The Designer Process that Would Not Terminate

I recently was asked to take a look at some VSTO test automation that wasn't behaving correctly on lab machines.  The test was fairly simple; it created a VSTO Excel project, dirtied the document, closed the designer window without saving, and then reopened the document to verify that it was not dirty.  However, it turned out that the Excel process was never terminating as expected after the designer window was closed--though Excel would terminate after the test case had completed.

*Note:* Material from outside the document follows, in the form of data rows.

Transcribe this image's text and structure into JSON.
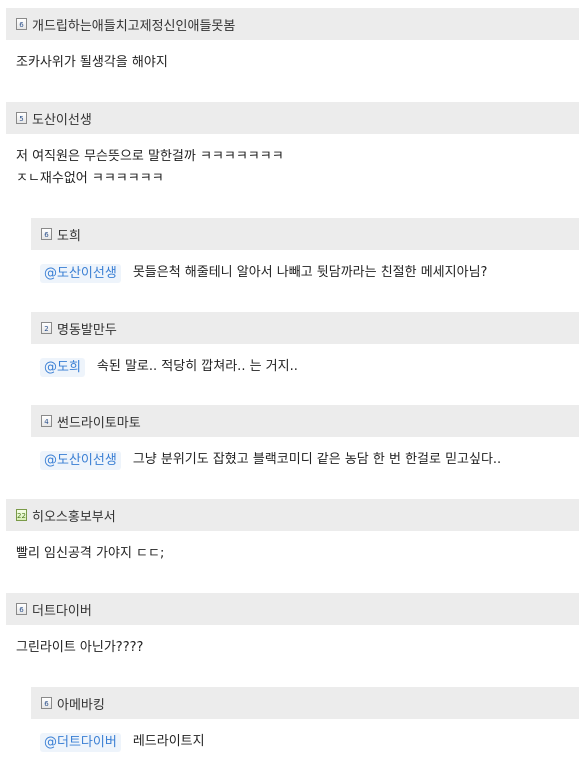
{
  "comments": [
    {
      "level": "6",
      "nick": "개드립하는애들치고제정신인애들못봄",
      "lines": [
        "조카사위가 될생각을 해야지"
      ]
    },
    {
      "level": "5",
      "nick": "도산이선생",
      "lines": [
        "저 여직원은 무슨뜻으로 말한걸까 ㅋㅋㅋㅋㅋㅋㅋ",
        "ㅈㄴ재수없어 ㅋㅋㅋㅋㅋㅋ"
      ]
    },
    {
      "level": "6",
      "nick": "도희",
      "mention": "@도산이선생",
      "text": "못들은척 해줄테니 알아서 나빼고 뒷담까라는 친절한 메세지아님?"
    },
    {
      "level": "2",
      "nick": "명동발만두",
      "mention": "@도희",
      "text": "속된 말로.. 적당히 깝쳐라.. 는 거지.."
    },
    {
      "level": "4",
      "nick": "썬드라이토마토",
      "mention": "@도산이선생",
      "text": "그냥 분위기도 잡혔고 블랙코미디 같은 농담 한 번 한걸로 믿고싶다.."
    },
    {
      "level": "22",
      "nick": "히오스홍보부서",
      "lines": [
        "빨리 임신공격 가야지 ㄷㄷ;"
      ]
    },
    {
      "level": "6",
      "nick": "더트다이버",
      "lines": [
        "그린라이트 아닌가????"
      ]
    },
    {
      "level": "6",
      "nick": "아메바킹",
      "mention": "@더트다이버",
      "text": "레드라이트지"
    }
  ]
}
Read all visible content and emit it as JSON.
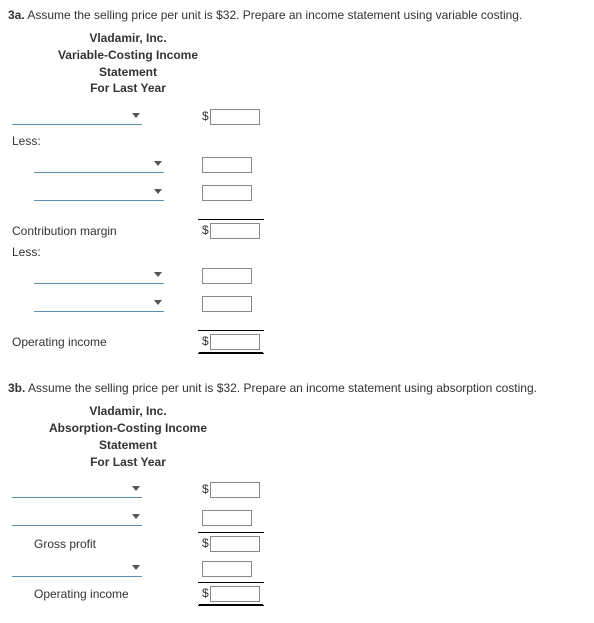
{
  "q3a": {
    "num": "3a.",
    "prompt": "Assume the selling price per unit is $32. Prepare an income statement using variable costing.",
    "title": {
      "company": "Vladamir, Inc.",
      "type": "Variable-Costing Income",
      "word": "Statement",
      "period": "For Last Year"
    },
    "labels": {
      "less1": "Less:",
      "contrib": "Contribution margin",
      "less2": "Less:",
      "opinc": "Operating income"
    }
  },
  "q3b": {
    "num": "3b.",
    "prompt": "Assume the selling price per unit is $32. Prepare an income statement using absorption costing.",
    "title": {
      "company": "Vladamir, Inc.",
      "type": "Absorption-Costing Income",
      "word": "Statement",
      "period": "For Last Year"
    },
    "labels": {
      "gross": "Gross profit",
      "opinc": "Operating income"
    }
  }
}
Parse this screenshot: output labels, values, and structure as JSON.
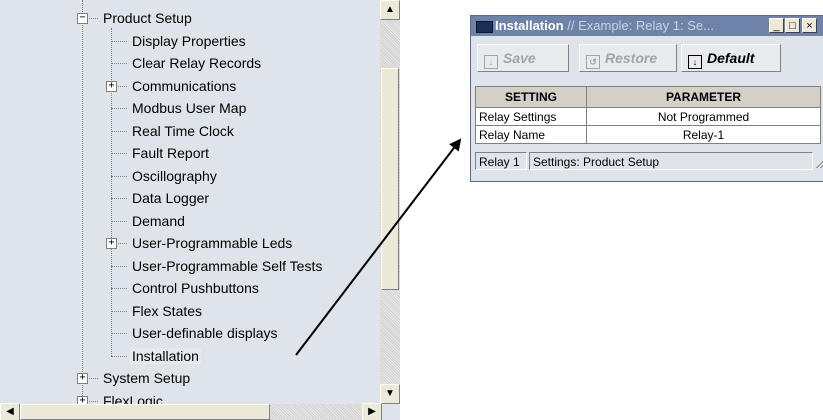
{
  "tree": {
    "items": [
      {
        "label": "Product Setup",
        "expander": "minus"
      },
      {
        "label": "Display Properties"
      },
      {
        "label": "Clear Relay Records"
      },
      {
        "label": "Communications",
        "expander": "plus"
      },
      {
        "label": "Modbus User Map"
      },
      {
        "label": "Real Time Clock"
      },
      {
        "label": "Fault Report"
      },
      {
        "label": "Oscillography"
      },
      {
        "label": "Data Logger"
      },
      {
        "label": "Demand"
      },
      {
        "label": "User-Programmable Leds",
        "expander": "plus"
      },
      {
        "label": "User-Programmable Self Tests"
      },
      {
        "label": "Control Pushbuttons"
      },
      {
        "label": "Flex States"
      },
      {
        "label": "User-definable displays"
      },
      {
        "label": "Installation",
        "selected": true
      },
      {
        "label": "System Setup",
        "expander": "plus"
      },
      {
        "label": "FlexLogic",
        "expander": "plus"
      }
    ],
    "scroll_up_glyph": "▲",
    "scroll_down_glyph": "▼",
    "scroll_left_glyph": "◀",
    "scroll_right_glyph": "▶"
  },
  "window": {
    "title": "Installation",
    "title_sub": "// Example: Relay 1: Se...",
    "minimize_glyph": "_",
    "maximize_glyph": "□",
    "close_glyph": "×",
    "toolbar": {
      "save_label": "Save",
      "restore_label": "Restore",
      "default_label": "Default"
    },
    "table": {
      "headers": [
        "SETTING",
        "PARAMETER"
      ],
      "rows": [
        [
          "Relay Settings",
          "Not Programmed"
        ],
        [
          "Relay Name",
          "Relay-1"
        ]
      ]
    },
    "status": {
      "relay": "Relay 1",
      "settings": "Settings: Product Setup"
    }
  },
  "colors": {
    "panel_bg": "#dfe3ea",
    "titlebar_bg": "#6f83a8",
    "arrow": "#000000"
  }
}
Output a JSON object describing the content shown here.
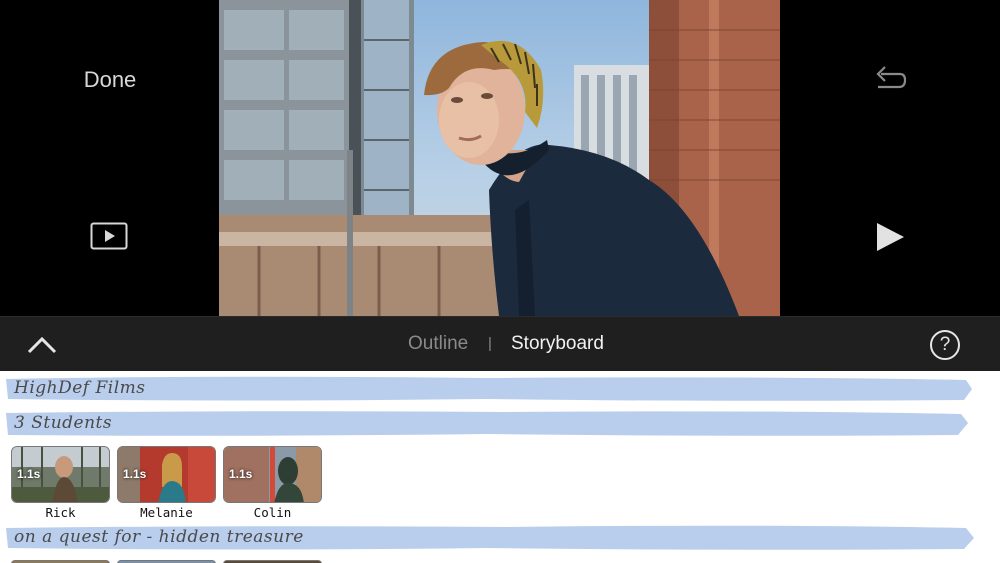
{
  "viewer": {
    "done_label": "Done",
    "icons": [
      "preview-icon",
      "undo-icon",
      "play-icon"
    ]
  },
  "toolbar": {
    "tabs": [
      {
        "label": "Outline",
        "selected": false
      },
      {
        "label": "Storyboard",
        "selected": true
      }
    ],
    "separator": "|",
    "help_label": "?"
  },
  "storyboard": {
    "sections": [
      {
        "text": "HighDef Films"
      },
      {
        "text": "3 Students"
      },
      {
        "text": "on a quest for - hidden treasure"
      }
    ],
    "clips": [
      {
        "name": "Rick",
        "duration": "1.1s"
      },
      {
        "name": "Melanie",
        "duration": "1.1s"
      },
      {
        "name": "Colin",
        "duration": "1.1s"
      }
    ]
  },
  "colors": {
    "toolbar_bg": "#1f1f1f",
    "band_blue": "#b9cdec",
    "selected_tab": "#f2f2f2",
    "unselected_tab": "#8a8a8a"
  }
}
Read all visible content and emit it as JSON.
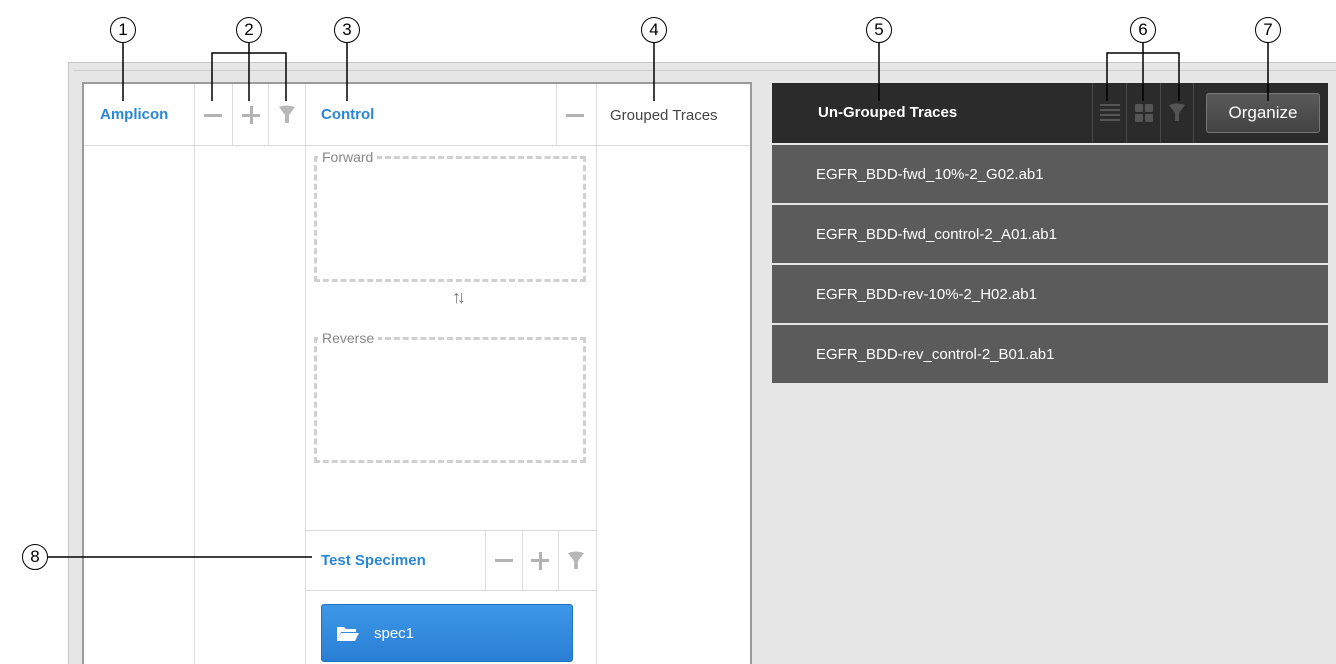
{
  "callouts": [
    "1",
    "2",
    "3",
    "4",
    "5",
    "6",
    "7",
    "8"
  ],
  "left_panel": {
    "amplicon_label": "Amplicon",
    "control_label": "Control",
    "grouped_traces_label": "Grouped Traces",
    "forward_label": "Forward",
    "reverse_label": "Reverse",
    "swap_glyph": "↑↓",
    "test_specimen_label": "Test Specimen",
    "specimen_button": "spec1"
  },
  "right_panel": {
    "title": "Un-Grouped Traces",
    "organize_label": "Organize",
    "icons": [
      "list-view-icon",
      "grid-view-icon",
      "filter-icon"
    ],
    "traces": [
      "EGFR_BDD-fwd_10%-2_G02.ab1",
      "EGFR_BDD-fwd_control-2_A01.ab1",
      "EGFR_BDD-rev-10%-2_H02.ab1",
      "EGFR_BDD-rev_control-2_B01.ab1"
    ]
  },
  "colors": {
    "accent_blue": "#2b86d6",
    "header_dark": "#2b2b2b",
    "trace_row": "#5b5b5b"
  }
}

My initial assumption was that there was an RCW (Runtime Callable Wrapper) somewhere that was holding a reference to Excel so I started digging into the code.  However, it appeared that all test code holding onto RCWs had an IDisposable implementation that was calling Marshal.ReleaseComObject on said RCWs.  I stepped through all of the Marshal.ReleaseComObject calls to check the return values by examining EAX.  Sure enough in a few cases, Marshal.ReleaseComObject was returning 1.  So, I reset EIP in the debugger to make additional ReleaseComObject calls to ensure the referenced IUnknown was fully released.  However, that still did not solve the problem. 

So what was going on?  I finally started stepping deeper into various methods and realized that a somewhat lower layer of the test automation code was allocating RCW's on the heap and those RCWs were never explicitly released before they were discarded.  As a result, the RCW's would hold a reference that would keep Excel open until they were collected--which wasn't happening prior to the designer being closed.

Since the methods in question weren't caching the RCW's that were being allocated on the heap, there was no possibility for implementing a Dispose/Marshal.ReleaseComObject pattern without doing a major rewrite of the code.  Instead, I was able to solve the problem by calling GC.Collect to force a garbage collection to occur.  The specific pattern to use (which is documented by Andrew Whitechapel here: https://msdn2.microsoft.com/en-us/library/aa679805(office.11).aspx) is as follows:

GC.Collect();

GC.WaitForPendingFinalizers();

// Only call if you care about reclaiming RCW memory right now.

GC.Collect();

 

This deserves some additional explanation.  What we are really trying to accomplish here is to get the RCW's finalizer executed.  The RCW's finalizer is where the actual IUnkown::Release call will occur--which is what we need to happen in order to destroy the underlying COM object.  The actual reclamation of the RCW memory is secondary and probably not important).  In any event, in the initial GC.Collect call, the garbage collector will see that there are pointers to the unrooted RCWs in the finalizer queue and will duly move them to the freachable queue for processing by the finalizer thread.  The subsequent WaitForPending finalizers call blocks the calling thread until all finalizers in the freachable queue have been executed--which ensures that all RCW's will have released their wrapped COM objects.  When the finalizer thread executes a finalizer on an object, it removes the pointer to that object from the finalizer queue.  At that point the object will be eligible for collection, which means that the memory will not be recovered until the next time a garbage collection occurs.  For this reason, if you actually care about recovering the RCW memory, you would need to call GC.Collect a second time.  Andrew Whitechapel actually recommends a second call to GC.WaitForPendingFinalizers as well, but I can't see how this would be useful since any unrooted objects would have been finalized as a result of the first set of calls. 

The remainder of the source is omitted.